Am zweiten Tag sollte ich die Gelegenheit erhalten, eine echte Sachertorte zu geniessen. Im Café des Hotels Sacher trafen wir neben der Originaltorte auch durch die Kleidung (Häubchen!) erniedrigtes und miesgelauntes Personal, Plüschsofas, Schlag und russische Touristen. Er 50, autoritär im Ton. Sie 30, Lederhosen, Fellgilet.

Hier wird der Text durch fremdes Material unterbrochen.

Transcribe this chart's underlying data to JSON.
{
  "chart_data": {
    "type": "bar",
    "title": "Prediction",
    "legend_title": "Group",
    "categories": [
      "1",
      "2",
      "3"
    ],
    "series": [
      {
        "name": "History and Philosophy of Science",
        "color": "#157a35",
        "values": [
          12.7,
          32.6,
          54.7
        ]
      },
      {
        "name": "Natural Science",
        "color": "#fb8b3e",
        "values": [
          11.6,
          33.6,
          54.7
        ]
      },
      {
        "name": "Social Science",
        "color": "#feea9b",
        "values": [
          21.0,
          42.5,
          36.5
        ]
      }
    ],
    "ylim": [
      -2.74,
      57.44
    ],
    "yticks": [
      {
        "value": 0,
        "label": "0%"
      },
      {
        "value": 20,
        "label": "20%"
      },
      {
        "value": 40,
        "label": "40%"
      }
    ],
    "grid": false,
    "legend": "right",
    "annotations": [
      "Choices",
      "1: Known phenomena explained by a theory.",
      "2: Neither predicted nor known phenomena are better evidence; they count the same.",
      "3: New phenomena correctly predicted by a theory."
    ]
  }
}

Unsere Stimmung war etwas katrig, sah der Abend vorher doch neben Schnitzel, Bier auch den Besuch einer illegalen Whiskey-Bar und einer elektronischen Party vor. Dort wiederum hatte ich zum wiederholten Male das Gefühl, in einem Jugendzentrum gelandet zu sein. Entweder die Clubs verrotten oder ich werde älter oder noch wahrscheinlicher: beides.

Der zweite Tag stand ausserdem ganz im Zeichen der Kultur: Brunch im Café der Kunsthalle (wo ich endlich meiner Leidenschaft für Gastrobetriebe in Museen nachgehen konnte) und Besuch der Ausstellung von Urs Fischer, einem mir bisher unbekannten Schweizer Künstler. Der formt sich als Kerze nach und brennt sich dann nieder. Amüsant. Vor allem wenn ein Museumswärter zuerst seinen Bohrer vor uns verstecken will (wirkte wie der Mörder in No Country for Old Men) und dann doch Löcher in die Kerze bohrt (wir zweifelten, ob das so ablief, wie es sich der brennende Urs Fischer vorgestellt hatte). Am Abend Kinobesuch mit Jonny Depp & Tim Burton (was offenbar nur mir wirklich gefiel und zu Diskussionen darüber geführt hatte, ob eine Reiseteilnehmerin eingeschlafen war). Abschluss mit indischem Nachtessen (noch so eine Leidenschaft, die ich selten teilen kann).

Der Besuch von Wien endete im Museumsquartier und mit der Suche eines Cafés, wo wir uns einen Schlummertrunk gönnen wollten. Die Suche führte zur Konfrontation mit der Frage, wie müde, alt und lärmempfindlich wir geworden sind. Auf jeden Fall sind wir so alt geworden, dass die Energie kaum für mehrere komplette Tag-Nacht-Programme in Folge mehr reicht. Die Spannung der Jugendjahre ist verflogen und wurde durch die beginnende Gelassenheit des Alters ersetzt. Immerhin.